Albümü yeniden dinlerken o yıllardan bir başka şey de aklıma geliverdi. O yıllar rock barların önemli olduğu yıllar ve Kronik de haftanın belirli günleri Caravan Bar da çıkardı. Barda çıkan grupların kendi parçalarından çok kavır çalmaları istenirdi. Oysa o zamanlarda barda Kronik kendi parçalarıyla mekanı hareketlendirirdi. 

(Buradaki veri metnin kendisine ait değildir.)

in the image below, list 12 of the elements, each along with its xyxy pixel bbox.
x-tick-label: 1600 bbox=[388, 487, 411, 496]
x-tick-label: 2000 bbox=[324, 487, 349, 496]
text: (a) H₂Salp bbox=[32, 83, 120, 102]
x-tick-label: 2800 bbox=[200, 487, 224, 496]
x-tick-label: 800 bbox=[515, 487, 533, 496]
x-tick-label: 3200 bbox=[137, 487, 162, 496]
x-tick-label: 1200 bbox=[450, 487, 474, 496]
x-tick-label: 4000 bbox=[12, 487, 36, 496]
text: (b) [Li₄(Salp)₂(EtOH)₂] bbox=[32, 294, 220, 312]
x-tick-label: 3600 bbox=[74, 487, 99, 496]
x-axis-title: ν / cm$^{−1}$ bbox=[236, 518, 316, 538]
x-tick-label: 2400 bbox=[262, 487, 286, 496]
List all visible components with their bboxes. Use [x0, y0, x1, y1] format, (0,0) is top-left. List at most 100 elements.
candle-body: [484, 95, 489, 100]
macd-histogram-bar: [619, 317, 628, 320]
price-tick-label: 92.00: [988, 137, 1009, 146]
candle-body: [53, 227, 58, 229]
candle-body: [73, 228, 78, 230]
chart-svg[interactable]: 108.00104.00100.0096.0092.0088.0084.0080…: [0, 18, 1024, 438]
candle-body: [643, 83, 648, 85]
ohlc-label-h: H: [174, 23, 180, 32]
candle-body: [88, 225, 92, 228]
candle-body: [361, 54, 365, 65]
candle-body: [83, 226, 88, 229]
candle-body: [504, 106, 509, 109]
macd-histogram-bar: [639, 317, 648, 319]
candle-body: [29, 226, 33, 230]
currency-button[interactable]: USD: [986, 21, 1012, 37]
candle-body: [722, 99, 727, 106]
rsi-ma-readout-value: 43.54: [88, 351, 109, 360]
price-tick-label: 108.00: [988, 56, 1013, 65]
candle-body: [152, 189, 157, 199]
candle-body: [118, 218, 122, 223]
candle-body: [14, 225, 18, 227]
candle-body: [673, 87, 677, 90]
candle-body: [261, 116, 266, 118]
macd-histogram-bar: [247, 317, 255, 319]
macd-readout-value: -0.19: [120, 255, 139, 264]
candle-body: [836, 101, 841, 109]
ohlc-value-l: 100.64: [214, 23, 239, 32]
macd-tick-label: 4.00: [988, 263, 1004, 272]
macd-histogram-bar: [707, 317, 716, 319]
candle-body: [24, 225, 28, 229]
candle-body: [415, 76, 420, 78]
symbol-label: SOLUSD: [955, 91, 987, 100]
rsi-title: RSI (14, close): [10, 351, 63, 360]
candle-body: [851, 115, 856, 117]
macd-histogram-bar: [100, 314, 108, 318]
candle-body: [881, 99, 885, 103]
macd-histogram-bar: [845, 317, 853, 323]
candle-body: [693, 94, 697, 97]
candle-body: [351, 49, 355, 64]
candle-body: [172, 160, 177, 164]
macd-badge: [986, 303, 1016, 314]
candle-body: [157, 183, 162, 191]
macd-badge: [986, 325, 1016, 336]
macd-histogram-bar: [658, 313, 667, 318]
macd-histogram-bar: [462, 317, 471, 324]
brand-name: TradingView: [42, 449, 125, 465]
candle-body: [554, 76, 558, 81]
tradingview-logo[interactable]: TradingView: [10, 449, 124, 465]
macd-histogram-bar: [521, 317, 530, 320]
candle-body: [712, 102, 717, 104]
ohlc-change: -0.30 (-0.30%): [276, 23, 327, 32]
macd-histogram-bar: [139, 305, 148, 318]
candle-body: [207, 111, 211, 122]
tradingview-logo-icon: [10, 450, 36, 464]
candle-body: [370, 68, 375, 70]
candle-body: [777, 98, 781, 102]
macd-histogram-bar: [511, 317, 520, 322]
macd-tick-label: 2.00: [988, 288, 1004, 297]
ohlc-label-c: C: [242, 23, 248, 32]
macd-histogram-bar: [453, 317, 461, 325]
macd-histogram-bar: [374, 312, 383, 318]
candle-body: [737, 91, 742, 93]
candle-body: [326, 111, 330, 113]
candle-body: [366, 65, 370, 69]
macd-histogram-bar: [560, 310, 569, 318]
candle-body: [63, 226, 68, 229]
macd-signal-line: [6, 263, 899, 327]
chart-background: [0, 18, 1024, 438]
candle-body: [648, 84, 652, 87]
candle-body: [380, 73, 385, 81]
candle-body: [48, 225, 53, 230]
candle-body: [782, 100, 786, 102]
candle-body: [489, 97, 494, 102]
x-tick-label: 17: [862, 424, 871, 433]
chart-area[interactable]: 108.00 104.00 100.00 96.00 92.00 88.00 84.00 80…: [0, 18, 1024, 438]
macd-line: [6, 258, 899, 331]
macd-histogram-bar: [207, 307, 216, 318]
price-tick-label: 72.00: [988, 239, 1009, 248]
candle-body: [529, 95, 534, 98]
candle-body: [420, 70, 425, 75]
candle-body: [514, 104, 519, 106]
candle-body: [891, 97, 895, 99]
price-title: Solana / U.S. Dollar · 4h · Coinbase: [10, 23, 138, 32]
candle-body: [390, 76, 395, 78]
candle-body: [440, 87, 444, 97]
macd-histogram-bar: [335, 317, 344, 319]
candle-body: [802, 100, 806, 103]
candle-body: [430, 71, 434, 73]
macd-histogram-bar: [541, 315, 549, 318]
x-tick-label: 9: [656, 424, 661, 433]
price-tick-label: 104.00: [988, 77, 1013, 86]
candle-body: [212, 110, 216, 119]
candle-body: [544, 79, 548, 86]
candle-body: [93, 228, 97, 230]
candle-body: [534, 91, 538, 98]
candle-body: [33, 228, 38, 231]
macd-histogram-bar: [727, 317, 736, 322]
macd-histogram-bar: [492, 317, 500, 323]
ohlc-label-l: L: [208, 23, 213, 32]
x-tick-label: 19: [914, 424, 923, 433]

Kronik'in ilk albümü "Endless War", 1992 yılında Hades Records etiketiyle kaset olarak çıkmıştı. Şimdi otuz yıl sonra ilk defa CD formatında 1000 adet gibi bir sayıda basıldı. Dijitor Prodüksiyon etiketiyle çıkan bu CD'nin arkasında da bir plak şirketi veya sponsör yok; Özer kendi başına elindeki avucundakini katarak bu işi kotarmış. Belki bugün CD de eski bir teknoloji oldu ama 1000 adet basılan bu özel albümü edinmek de fayda var derim. Zira albüm yaşıyor ve bugüne kadar gelen güzel tınıları geleceğe taşıyor.